Abstract

Bifurcation behaviors involve various uncertainties and complexities, only a fraction of which has been investigated in the previous chapters of Part III. At the end of this part, we present the miscellaneous aspects of bifurcation phenomena that have not been exhausted by this investigation: A clustered bifurcation point, which is a set of closely located simple bifurcation points, appears extensively for bifurcation of materials. This subject is dealt with in §15.2. Size effect is observed in experiments for rocks (Grosvenor, 1963 [62]), concretes (Sangha and Dhir, 1972 [158]), and sands (Goto, 1986 [59]; Ikeda and Goto, 1993 [79]). In §15.3 the size effect of materials is investigated from the standpoints of fracture, imperfection sensitivity, hilltop bifurcation, and mode switching.
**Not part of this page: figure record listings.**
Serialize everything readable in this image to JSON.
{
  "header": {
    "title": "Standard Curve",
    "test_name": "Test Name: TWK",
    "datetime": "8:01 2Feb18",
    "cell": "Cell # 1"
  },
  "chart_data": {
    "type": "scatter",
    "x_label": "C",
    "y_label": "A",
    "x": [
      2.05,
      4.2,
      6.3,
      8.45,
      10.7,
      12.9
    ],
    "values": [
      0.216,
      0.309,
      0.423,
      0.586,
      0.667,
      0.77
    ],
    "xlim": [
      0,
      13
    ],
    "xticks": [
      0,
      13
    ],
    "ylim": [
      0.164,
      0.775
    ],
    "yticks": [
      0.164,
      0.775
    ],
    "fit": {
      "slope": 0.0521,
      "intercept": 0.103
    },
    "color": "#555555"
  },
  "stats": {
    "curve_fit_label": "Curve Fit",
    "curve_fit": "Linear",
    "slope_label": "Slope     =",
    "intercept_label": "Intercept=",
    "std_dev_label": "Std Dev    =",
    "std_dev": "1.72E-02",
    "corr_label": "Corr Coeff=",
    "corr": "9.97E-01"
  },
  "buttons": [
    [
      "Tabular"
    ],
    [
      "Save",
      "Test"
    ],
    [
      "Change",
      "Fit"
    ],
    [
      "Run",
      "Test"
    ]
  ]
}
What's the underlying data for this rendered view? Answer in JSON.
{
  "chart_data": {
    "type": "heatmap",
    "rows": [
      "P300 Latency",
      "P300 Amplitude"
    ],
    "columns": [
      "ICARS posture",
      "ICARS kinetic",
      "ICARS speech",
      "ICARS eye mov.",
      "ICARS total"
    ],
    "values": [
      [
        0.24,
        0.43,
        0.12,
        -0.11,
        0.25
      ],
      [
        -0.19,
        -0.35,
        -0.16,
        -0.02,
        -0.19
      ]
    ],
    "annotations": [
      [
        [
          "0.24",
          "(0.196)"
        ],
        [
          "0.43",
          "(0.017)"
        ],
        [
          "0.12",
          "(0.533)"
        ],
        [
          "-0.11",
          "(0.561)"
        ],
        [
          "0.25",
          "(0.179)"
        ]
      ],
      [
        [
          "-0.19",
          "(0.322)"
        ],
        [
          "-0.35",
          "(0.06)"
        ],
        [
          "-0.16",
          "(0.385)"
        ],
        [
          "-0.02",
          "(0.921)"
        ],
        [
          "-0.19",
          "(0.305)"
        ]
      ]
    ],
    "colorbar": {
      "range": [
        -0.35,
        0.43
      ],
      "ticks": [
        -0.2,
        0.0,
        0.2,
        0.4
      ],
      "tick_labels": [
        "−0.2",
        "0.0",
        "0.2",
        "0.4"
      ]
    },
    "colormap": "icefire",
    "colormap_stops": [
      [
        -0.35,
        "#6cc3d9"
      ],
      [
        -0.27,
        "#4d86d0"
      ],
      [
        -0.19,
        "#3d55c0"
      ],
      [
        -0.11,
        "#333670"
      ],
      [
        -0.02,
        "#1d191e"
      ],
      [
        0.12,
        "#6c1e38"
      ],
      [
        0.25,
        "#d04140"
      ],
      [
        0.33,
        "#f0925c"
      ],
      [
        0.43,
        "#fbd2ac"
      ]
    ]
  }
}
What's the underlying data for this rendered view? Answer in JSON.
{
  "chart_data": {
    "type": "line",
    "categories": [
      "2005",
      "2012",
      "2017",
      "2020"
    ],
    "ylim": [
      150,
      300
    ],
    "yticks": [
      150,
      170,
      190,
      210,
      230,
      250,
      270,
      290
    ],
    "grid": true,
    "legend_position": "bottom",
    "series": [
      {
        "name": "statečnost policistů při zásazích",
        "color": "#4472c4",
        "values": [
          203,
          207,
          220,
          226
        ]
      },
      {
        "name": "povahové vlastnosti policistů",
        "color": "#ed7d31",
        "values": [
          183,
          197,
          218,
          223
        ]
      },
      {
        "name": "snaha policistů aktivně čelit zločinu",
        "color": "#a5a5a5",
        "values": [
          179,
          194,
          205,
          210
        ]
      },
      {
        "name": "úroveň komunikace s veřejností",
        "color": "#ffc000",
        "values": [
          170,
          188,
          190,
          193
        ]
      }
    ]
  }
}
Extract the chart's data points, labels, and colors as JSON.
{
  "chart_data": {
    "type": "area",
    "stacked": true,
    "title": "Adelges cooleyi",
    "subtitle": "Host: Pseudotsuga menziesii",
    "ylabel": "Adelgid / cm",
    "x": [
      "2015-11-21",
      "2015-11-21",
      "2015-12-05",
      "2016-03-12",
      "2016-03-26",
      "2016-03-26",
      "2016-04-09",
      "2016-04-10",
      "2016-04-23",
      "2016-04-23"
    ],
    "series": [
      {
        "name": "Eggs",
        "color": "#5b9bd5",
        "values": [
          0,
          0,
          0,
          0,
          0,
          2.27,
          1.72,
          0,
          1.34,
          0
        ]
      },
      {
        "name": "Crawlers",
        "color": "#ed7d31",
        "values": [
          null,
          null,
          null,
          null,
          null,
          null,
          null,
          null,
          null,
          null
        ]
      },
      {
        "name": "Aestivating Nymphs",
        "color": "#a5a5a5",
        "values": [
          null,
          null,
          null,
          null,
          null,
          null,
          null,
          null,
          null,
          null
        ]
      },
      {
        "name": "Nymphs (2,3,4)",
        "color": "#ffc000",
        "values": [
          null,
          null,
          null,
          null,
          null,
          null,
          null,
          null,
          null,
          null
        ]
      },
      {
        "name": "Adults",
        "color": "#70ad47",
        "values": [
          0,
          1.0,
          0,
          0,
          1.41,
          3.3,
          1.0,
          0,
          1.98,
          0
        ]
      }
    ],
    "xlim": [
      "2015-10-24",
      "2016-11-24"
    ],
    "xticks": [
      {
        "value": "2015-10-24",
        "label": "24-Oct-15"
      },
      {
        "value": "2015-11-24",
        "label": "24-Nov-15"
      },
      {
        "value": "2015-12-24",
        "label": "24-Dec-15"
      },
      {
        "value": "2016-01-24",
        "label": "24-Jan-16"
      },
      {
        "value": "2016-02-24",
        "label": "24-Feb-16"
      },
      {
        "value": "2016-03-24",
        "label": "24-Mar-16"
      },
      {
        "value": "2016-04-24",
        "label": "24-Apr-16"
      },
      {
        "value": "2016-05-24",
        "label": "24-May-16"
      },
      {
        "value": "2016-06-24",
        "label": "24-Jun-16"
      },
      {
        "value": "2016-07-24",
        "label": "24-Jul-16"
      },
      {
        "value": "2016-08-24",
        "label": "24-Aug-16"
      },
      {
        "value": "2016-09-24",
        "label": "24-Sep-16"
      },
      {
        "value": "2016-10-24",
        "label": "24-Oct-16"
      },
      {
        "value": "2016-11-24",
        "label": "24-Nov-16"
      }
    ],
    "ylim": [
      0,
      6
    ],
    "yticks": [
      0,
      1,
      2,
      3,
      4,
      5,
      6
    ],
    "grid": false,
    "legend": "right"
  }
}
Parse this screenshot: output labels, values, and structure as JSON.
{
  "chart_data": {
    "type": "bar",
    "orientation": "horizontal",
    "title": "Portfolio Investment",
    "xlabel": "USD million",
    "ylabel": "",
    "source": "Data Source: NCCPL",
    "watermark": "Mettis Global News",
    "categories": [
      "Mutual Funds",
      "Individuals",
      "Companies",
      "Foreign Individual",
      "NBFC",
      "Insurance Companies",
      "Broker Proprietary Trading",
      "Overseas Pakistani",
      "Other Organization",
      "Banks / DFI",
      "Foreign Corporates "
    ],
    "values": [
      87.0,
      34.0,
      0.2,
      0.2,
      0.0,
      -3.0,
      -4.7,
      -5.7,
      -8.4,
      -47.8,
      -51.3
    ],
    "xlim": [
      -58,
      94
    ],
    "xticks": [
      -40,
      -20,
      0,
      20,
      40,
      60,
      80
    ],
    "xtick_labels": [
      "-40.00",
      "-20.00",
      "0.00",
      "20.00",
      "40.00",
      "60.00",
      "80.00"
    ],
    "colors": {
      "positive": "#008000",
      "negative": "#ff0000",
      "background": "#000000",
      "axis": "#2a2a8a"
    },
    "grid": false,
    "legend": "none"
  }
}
A hilltop bifurcation point, which is a parametric double critical point occurring as a coincidence of a limit point and a simple pitchfork bifurcation point, is observed for an atomic lattice (Thompson and Schorrock, 1975 [176]) and for a slender steel specimen (Okazawa et al., 2002 [141]). We deal with this subject in §15.3.3. An interesting bifurcation phenomenon, called an explosive bifurcation, is observed (Ikeda, Providéncia, and Hunt, 1993 [97]). We see this in §15.4.